Introduction to the history, philosophy, and general algorithms for artifical intelligence. PREREQ: CS 4412. D
CS 4473 Computational Creativity: 3 semester hours.
Introduction to the the art, science, philosophy and engineering of computational systems which, by taking on particular responsibilities, exhibit behaviours that unbiased observers would deem to be creative. PREREQ: CS 2263. D
CS 4478 Machine Learning: 3 semester hours.
Introduction to the philosophy, utility, and models of machine learning, such that students are able to understand the basic concepts and issues of machine learning.
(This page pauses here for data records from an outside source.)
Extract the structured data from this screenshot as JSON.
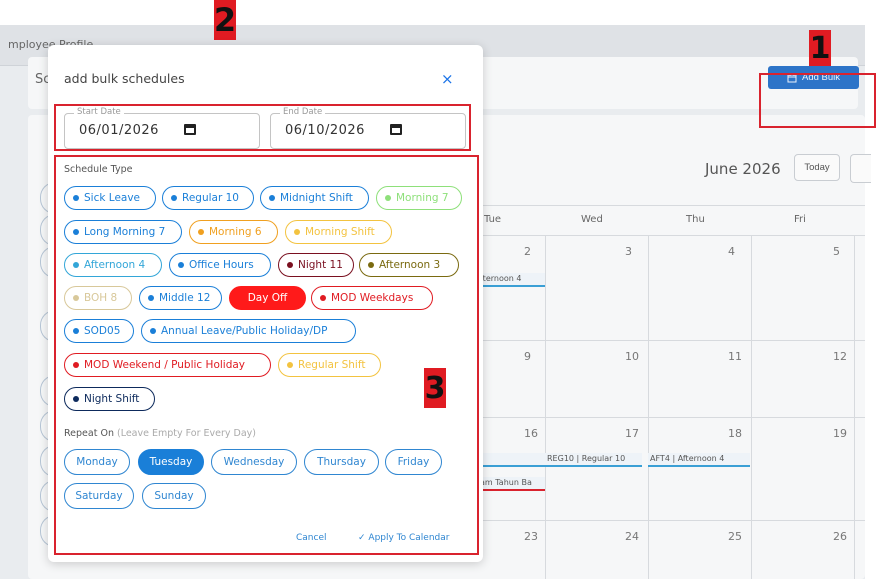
{
  "background": {
    "breadcrumb": "mployee Profile",
    "card_label": "Sc",
    "add_bulk_label": "Add Bulk",
    "calendar": {
      "title": "June 2026",
      "today_label": "Today",
      "weekdays": [
        "Tue",
        "Wed",
        "Thu",
        "Fri"
      ],
      "weeks": [
        [
          "2",
          "3",
          "4",
          "5"
        ],
        [
          "9",
          "10",
          "11",
          "12"
        ],
        [
          "16",
          "17",
          "18",
          "19"
        ],
        [
          "23",
          "24",
          "25",
          "26"
        ]
      ],
      "events": [
        {
          "label": "fternoon 4",
          "color": "#3a9fd5"
        },
        {
          "label": "",
          "color": "#3a9fd5"
        },
        {
          "label": "REG10 | Regular 10",
          "color": "#3a9fd5"
        },
        {
          "label": "AFT4 | Afternoon 4",
          "color": "#3a9fd5"
        },
        {
          "label": "am Tahun Ba",
          "color": "#d9232e"
        }
      ]
    }
  },
  "annotations": [
    "1",
    "2",
    "3"
  ],
  "modal": {
    "title": "add bulk schedules",
    "close_icon": "×",
    "start_date": {
      "label": "Start Date",
      "value": "06/01/2026"
    },
    "end_date": {
      "label": "End Date",
      "value": "06/10/2026"
    },
    "schedule_type_label": "Schedule Type",
    "schedule_types": [
      {
        "label": "Sick Leave",
        "color": "#1a7fd8"
      },
      {
        "label": "Regular 10",
        "color": "#1a7fd8"
      },
      {
        "label": "Midnight Shift",
        "color": "#1a7fd8"
      },
      {
        "label": "Morning 7",
        "color": "#8ee07a"
      },
      {
        "label": "Long Morning 7",
        "color": "#1a7fd8"
      },
      {
        "label": "Morning 6",
        "color": "#f0a020"
      },
      {
        "label": "Morning Shift",
        "color": "#f3c340"
      },
      {
        "label": "Afternoon 4",
        "color": "#33a6d8"
      },
      {
        "label": "Office Hours",
        "color": "#1a7fd8"
      },
      {
        "label": "Night 11",
        "color": "#7a1020"
      },
      {
        "label": "Afternoon 3",
        "color": "#7a6a10"
      },
      {
        "label": "BOH 8",
        "color": "#d8c89a"
      },
      {
        "label": "Middle 12",
        "color": "#1a7fd8"
      },
      {
        "label": "Day Off",
        "color": "#ff1a1a",
        "selected": true
      },
      {
        "label": "MOD Weekdays",
        "color": "#e01b22"
      },
      {
        "label": "SOD05",
        "color": "#1a7fd8"
      },
      {
        "label": "Annual Leave/Public Holiday/DP",
        "color": "#1a7fd8"
      },
      {
        "label": "MOD Weekend / Public Holiday",
        "color": "#e01b22"
      },
      {
        "label": "Regular Shift",
        "color": "#f3c340"
      },
      {
        "label": "Night Shift",
        "color": "#0d2a5c"
      }
    ],
    "repeat_on_label": "Repeat On",
    "repeat_on_hint": "(Leave Empty For Every Day)",
    "days": [
      {
        "label": "Monday",
        "selected": false
      },
      {
        "label": "Tuesday",
        "selected": true
      },
      {
        "label": "Wednesday",
        "selected": false
      },
      {
        "label": "Thursday",
        "selected": false
      },
      {
        "label": "Friday",
        "selected": false
      },
      {
        "label": "Saturday",
        "selected": false
      },
      {
        "label": "Sunday",
        "selected": false
      }
    ],
    "cancel_label": "Cancel",
    "apply_label": "Apply To Calendar"
  }
}
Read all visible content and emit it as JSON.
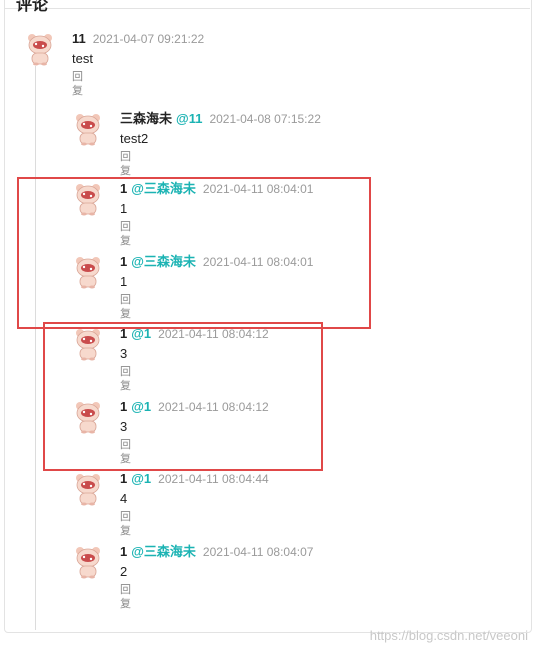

Students will be prepared to use machine learning approaches in real world applications and/or to continue in a graduate research program. Topics covered include neural networks, decision trees, nearest neighbor learning, data mining, feature selection, clustering, ensembles, reinforcement learning, genetic algorithms, and deep learning. PREREQ: CS 4412 and MATH 2240. D
CS 4479 Natural Language Processing: 3 semester hours.
An introduction to Statistical Natural Language Processing (Stat. NLP) for solving problems involving natural (human) language. NLP and language technologies have become an important part of the programmer's toolbox when working with text, speech, and other language data. PREREQ: CS 4412. D
CS 4481 Compilers: 3 semester hours.
Design and construction of compilers. Theory and pragmatics of lexical, syntactic, and semantic analysis. Interpretation. Code generation for a modern architecture. Run-time environments. Includes a large compiler-implementation project. PREREQ: CS 3305 and CS 4412. D
CS 4488 Capstone Project: 3 semester hours.
Analysis, specification, design, implementation, and testing of a large software project. Formal approach and tools. Software lifecycle. Human computer interaction. Project and team management. Uses a different programming language. PREREQ: INFO 4407, and PRE-OR-COREQ: CS 3337 and CS 4412. D
CS 4492 Special Problems in Computer Science: 3 semester hours.
Research and reports on problems or topics in computer science. May be repeated for up to 9 credits with different content. PREREQ: Permission of instructor. D
CS 4494 Undergraduate Research: 1-3 semester hours.
Students will engage in a research project under the supervision of a research instructor, learning fundamental skills in conducting and publishing research in computer science. May be repeated for up to 9 credits with different content. PREREQ: Consent of instructor. D
CS 4499 Experimental Course: 1-6 semester hours.
The content of this course is not described in the catalog. Title and number of credits are -announced in the Class Schedule. Experimental courses may be offered no more than three times with the same title and content. May be repeated.